Think of Writing Like Smoking or Drinking
A writing habit is not much different from every other habit or addiction, both good and bad. We need to crave it like a cigarette or a beer (or even exercise). And the pattern of triggers for smoking or drinking also apply to writing.
In Atomic Habits, James Clear writes that every habit has a cue, a craving, a response and a reward. But the first thing is the initial CUE, which leads to other cues. To write every day, you need cues to establish habits that trigger other habits, which then lead to you sitting down at your desk and writing. I like to call this The Writing Train.
If you want to write fast, you need to know how to get on The Writing Train every single day. The trick is mastering your habits that lead you toward writing, not away.
How to Use Habit Cues to Catch the Writing Train
The Writing Train is a set of habit cues, one leading to the next, which take you straight to your computer and your work in progress. How can you head onto the right train and make sure you don’t get off at the wrong stop along the way?
- Use Positive Writing Cues
Find an obvious cue or trigger that tells your brain that you’re going to write. We are all Pavlov’s dogs, and we need cues to get us salivating.
If the cue isn’t obvious, we may jump on the wrong train, leading away from writing, rather than toward it. The cues are different for all of us. Maybe it’s a movie soundtrack, a run, a craft book, or a hot cup of tea with milk. What makes you want to write?
2. Avoid Negative Non-Writing Cues
Negative non-writing cues are any cues that distract you away from your goal.
Is your phone near your bed? Does it wake you up and then you look at social media or the news even though you intend to write first thing? Put it somewhere else to stop that negative cue — otherwise you’ll get on the Social Media Train, instead of The Writing Train.
Do you open your computer to write, but then, immediately go online? At night, turn it off the wifi into your computer and open your document so that you’re ready to go in the morning.
Maybe it’s a person, Sally the Gossip, who’s always waiting at school drop-off, and you were planning on writing, but man, there she is, blabbing away. Maybe you love this Sally. And now you’re heading for coffee or to Home Depot with her to buy a hammer. Not now! Do anything to avoid the Sally-the-Gossip-Train!
3. Use Multisensory Cues
Get the whole body involved: we need a range of auditory, visual and physical cues to change our habits.
Set an alarm not only for the morning, but also for when you intend to start writing. Create a big celebratory writing sign which you place near any potential distractor, non shaming, just a joyful reminder. Set the coffee maker and put out your favorite writing mug. Put out running clothes if you run before writing. Stick a post-it on your car dashboard that you plan to write in the car before you walk inside. Make sure you have cues for whatever your intended writing plan is.
4. Plan (Far) Backwards for The First Positive Familiar Cue
Figure out where the first positive cue could be. It might be the previous night. This way you’ll get on the right train at night that leads to your best writing in the morning.

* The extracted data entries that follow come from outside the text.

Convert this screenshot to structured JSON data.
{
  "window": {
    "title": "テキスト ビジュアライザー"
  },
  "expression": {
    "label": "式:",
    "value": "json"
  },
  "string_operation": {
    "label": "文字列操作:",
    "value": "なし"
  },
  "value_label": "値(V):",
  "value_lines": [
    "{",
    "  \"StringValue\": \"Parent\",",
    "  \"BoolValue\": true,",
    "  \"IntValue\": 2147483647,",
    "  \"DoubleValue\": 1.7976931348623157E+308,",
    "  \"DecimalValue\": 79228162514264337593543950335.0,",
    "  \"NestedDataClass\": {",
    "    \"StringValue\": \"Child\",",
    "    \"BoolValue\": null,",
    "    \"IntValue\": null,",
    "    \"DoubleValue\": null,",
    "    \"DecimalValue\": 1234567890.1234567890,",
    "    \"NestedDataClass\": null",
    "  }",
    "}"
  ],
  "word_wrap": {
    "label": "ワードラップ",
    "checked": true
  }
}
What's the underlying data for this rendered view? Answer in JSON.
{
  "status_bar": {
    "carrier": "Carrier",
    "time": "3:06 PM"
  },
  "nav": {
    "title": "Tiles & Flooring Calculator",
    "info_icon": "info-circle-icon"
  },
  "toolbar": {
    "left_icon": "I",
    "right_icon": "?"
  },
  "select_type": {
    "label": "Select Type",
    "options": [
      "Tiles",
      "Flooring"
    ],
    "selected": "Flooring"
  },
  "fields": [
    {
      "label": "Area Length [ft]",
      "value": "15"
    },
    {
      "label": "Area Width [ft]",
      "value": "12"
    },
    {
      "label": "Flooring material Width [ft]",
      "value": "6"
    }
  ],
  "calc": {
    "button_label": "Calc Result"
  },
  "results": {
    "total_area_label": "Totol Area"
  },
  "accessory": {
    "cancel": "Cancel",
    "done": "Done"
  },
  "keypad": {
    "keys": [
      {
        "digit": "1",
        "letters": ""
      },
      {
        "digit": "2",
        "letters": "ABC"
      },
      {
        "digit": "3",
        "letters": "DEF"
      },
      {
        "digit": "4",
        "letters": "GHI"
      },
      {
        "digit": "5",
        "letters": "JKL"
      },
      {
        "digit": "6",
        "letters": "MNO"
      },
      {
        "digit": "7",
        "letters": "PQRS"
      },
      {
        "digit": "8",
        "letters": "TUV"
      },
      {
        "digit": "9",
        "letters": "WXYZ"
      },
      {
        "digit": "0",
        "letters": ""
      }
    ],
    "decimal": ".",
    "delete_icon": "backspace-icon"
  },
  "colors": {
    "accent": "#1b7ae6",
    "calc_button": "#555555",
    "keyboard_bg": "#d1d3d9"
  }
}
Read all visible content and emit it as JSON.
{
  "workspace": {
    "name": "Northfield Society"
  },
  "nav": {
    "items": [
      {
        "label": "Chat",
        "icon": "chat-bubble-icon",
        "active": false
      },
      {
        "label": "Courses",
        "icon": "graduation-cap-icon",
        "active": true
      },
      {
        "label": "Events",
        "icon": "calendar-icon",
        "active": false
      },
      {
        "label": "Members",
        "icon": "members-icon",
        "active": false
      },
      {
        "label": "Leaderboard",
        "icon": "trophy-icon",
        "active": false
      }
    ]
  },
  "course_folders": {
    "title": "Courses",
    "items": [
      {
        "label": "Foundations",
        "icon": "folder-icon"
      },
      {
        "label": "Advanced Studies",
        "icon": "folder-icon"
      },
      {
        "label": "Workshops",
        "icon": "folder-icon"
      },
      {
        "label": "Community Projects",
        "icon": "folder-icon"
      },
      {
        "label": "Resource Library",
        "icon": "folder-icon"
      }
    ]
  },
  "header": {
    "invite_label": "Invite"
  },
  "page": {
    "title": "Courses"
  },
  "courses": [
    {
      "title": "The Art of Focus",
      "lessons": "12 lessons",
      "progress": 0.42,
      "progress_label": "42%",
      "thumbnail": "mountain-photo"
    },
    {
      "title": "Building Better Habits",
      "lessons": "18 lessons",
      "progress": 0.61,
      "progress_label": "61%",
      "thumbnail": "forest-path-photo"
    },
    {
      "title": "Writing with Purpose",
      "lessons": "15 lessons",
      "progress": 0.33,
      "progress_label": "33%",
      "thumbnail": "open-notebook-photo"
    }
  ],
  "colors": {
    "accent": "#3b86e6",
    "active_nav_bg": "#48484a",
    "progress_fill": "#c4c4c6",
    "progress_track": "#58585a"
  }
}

Head backward to the first familiar good habit that you can build on. Go all the way back to whatever habit will not set you on the wrong train. For me, this is putting my kids to bed. It’s familiar, positive and habitual.
After I put them down, I might jump off my Writing Train. I could stay up too late, go on social media, or stream Netflix so that it’s hard to run in the morning and running always helps my writing. So, this means after I say goodnight to them, I have to prepare to sleep on time, which means I need to stop screens early and read a novel. This way, I can wake up early for my morning routine, which includes running and writing.
5. Plan Every Step In Your Writing Train
Here’s a potential problem: events and people can derail you. Your perfect, smooth-running Writing Train can lurch to a stop. Try to plan for these distractions and consider each step so that you stay focused.
Here is my ideal Writing Train. . .
At night, I turn off screens, put out my running clothes (visual cue) and go to bed on time. In the morning, I wake up early, take a cold shower, meditate, stretch, then head out the door to run (or walk if I’m tired). I don’t bring a phone. If I do, I’ll look at texts, email and social media, or listen to music, books or podcasts. I need to bore my brain enough that it starts thinking about my story. Once I’m feverish to write and my story is alive within me, I head home. After I arrive, I make my tea with milk, then head upstairs to my office. I turn off the wi-fi on the computer and immediately start writing. Showering after running throws me out of creativity mode. I don’t shower (yet), not while I’m burning with the desire to write. Instead, I stay on my Writing Train.
Now it’s time to plan your own personal Writing Train. I hope you’ll find it useful and that you achieve your writing goals in the coming year.